In Everyday Life in the Aztec World, Frances Berdan and Michael E. Smith offer a view into the lives of real people, doing very human things, in the unique cultural world of Aztec central Mexico. The first section focuses on people from an array of social classes - the emperor, a priest, a feather worker, a merchant, a farmer, and a slave - who interacted in the economic, social and religious realms of the Aztec world. In the second section, the authors examine four important life events where the lives of these and others intersected: the birth and naming of a child, market day, a day at court, and a battle. Through the microscopic views of individual types of lives, and interweaving of those lives into the broader Aztec world, Berdan and Smith recreate everyday life in the final years of the Aztec Empire.
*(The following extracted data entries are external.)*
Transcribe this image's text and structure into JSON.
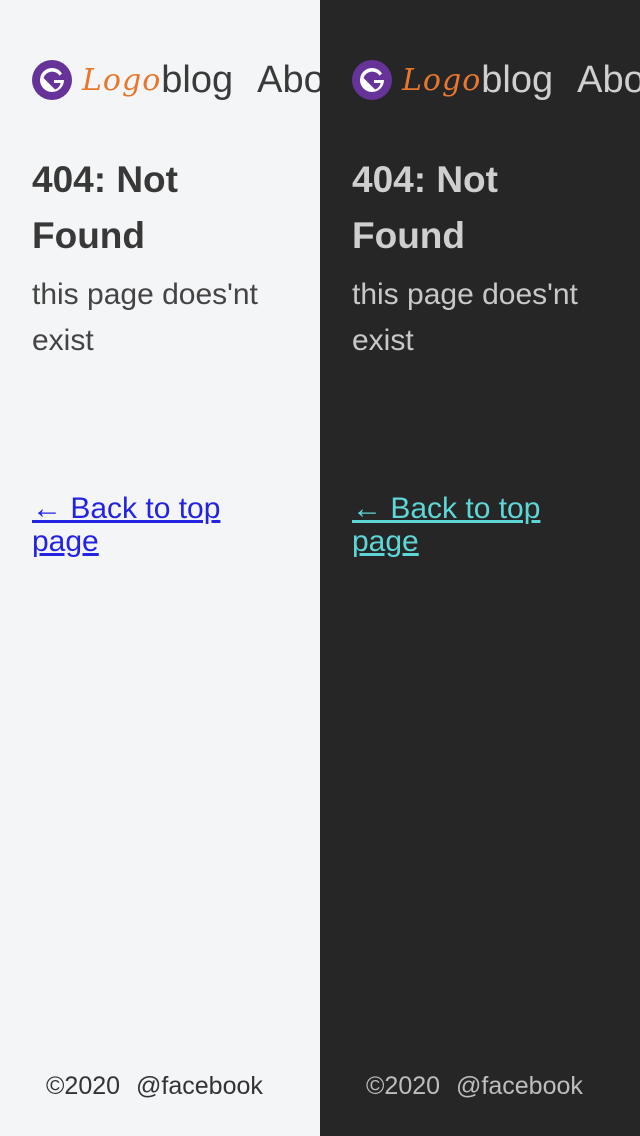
{
  "light": {
    "header": {
      "logo_text": "Logo",
      "nav_items": [
        "blog",
        "About"
      ]
    },
    "main": {
      "title": "404: Not Found",
      "description": "this page does'nt exist",
      "back_link": "← Back to top page"
    },
    "footer": {
      "copyright": "©2020",
      "social": "@facebook"
    }
  },
  "dark": {
    "header": {
      "logo_text": "Logo",
      "nav_items": [
        "blog",
        "About"
      ]
    },
    "main": {
      "title": "404: Not Found",
      "description": "this page does'nt exist",
      "back_link": "← Back to top page"
    },
    "footer": {
      "copyright": "©2020",
      "social": "@facebook"
    }
  },
  "theme": {
    "light_bg": "#f4f5f7",
    "dark_bg": "#262626",
    "gatsby_purple": "#663399",
    "logo_orange": "#e8772e",
    "light_link": "#2323e0",
    "dark_link": "#5fd6d6"
  },
  "icons": {
    "site_icon": "gatsby-icon"
  }
}
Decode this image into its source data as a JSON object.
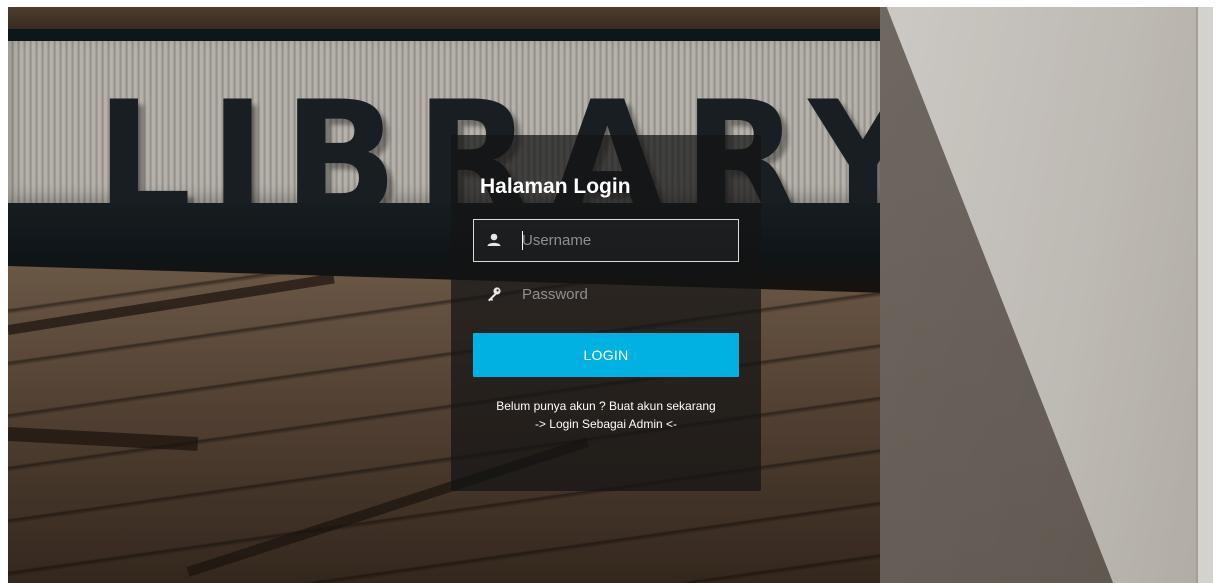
{
  "background": {
    "sign_text": "LIBRARY"
  },
  "login": {
    "title": "Halaman Login",
    "username": {
      "icon": "user-icon",
      "value": "",
      "placeholder": "Username"
    },
    "password": {
      "icon": "key-icon",
      "value": "",
      "placeholder": "Password"
    },
    "button_label": "LOGIN",
    "register_link": "Belum punya akun ? Buat akun sekarang",
    "admin_link": "-> Login Sebagai Admin <-"
  },
  "colors": {
    "button": "#00b1e1",
    "panel": "#141414",
    "text": "#ffffff",
    "placeholder": "#8f8f8f"
  }
}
Aztec Medicine, Health, and Nutrition

Aztec Medicine, Health, and Nutrition

Author: Bernard Ortiz de Montellano

Publisher:

Published: 1990

Total Pages: 338

ISBN-13:

DOWNLOAD EBOOK

Why were a handful of Spaniards able to overthrow the Aztec Empire? The dramatic destruction of the Aztecs has prompted historians, anthropologists, demographers, and epidemiologists to look closely at the health and nutrition of the Valley of Mexico. If the Aztecs were overcrowded, living at the edge of starvation, and incapable of treating disease effectivefly, then their decimation by the Europeans becomes much easier to undestand. Bernard Ortiz de Montellano argues that such hypotheses do not hold up. Rather, at the time of the Conquest, the Aztecs were a thriving, well-nourished, healthy people. The swift, brutal success of the conquistadors cannot be explained by the prior ill-health or medical incompetence of their victims. To support his case, Ortiz de Montellano uses an astonishing array of evidence gained from many disciplines. Ortiz de Montellano presents the most comprehensivve and detailed explanation of Aztec medical beliefs available in English. -- From publisher's description.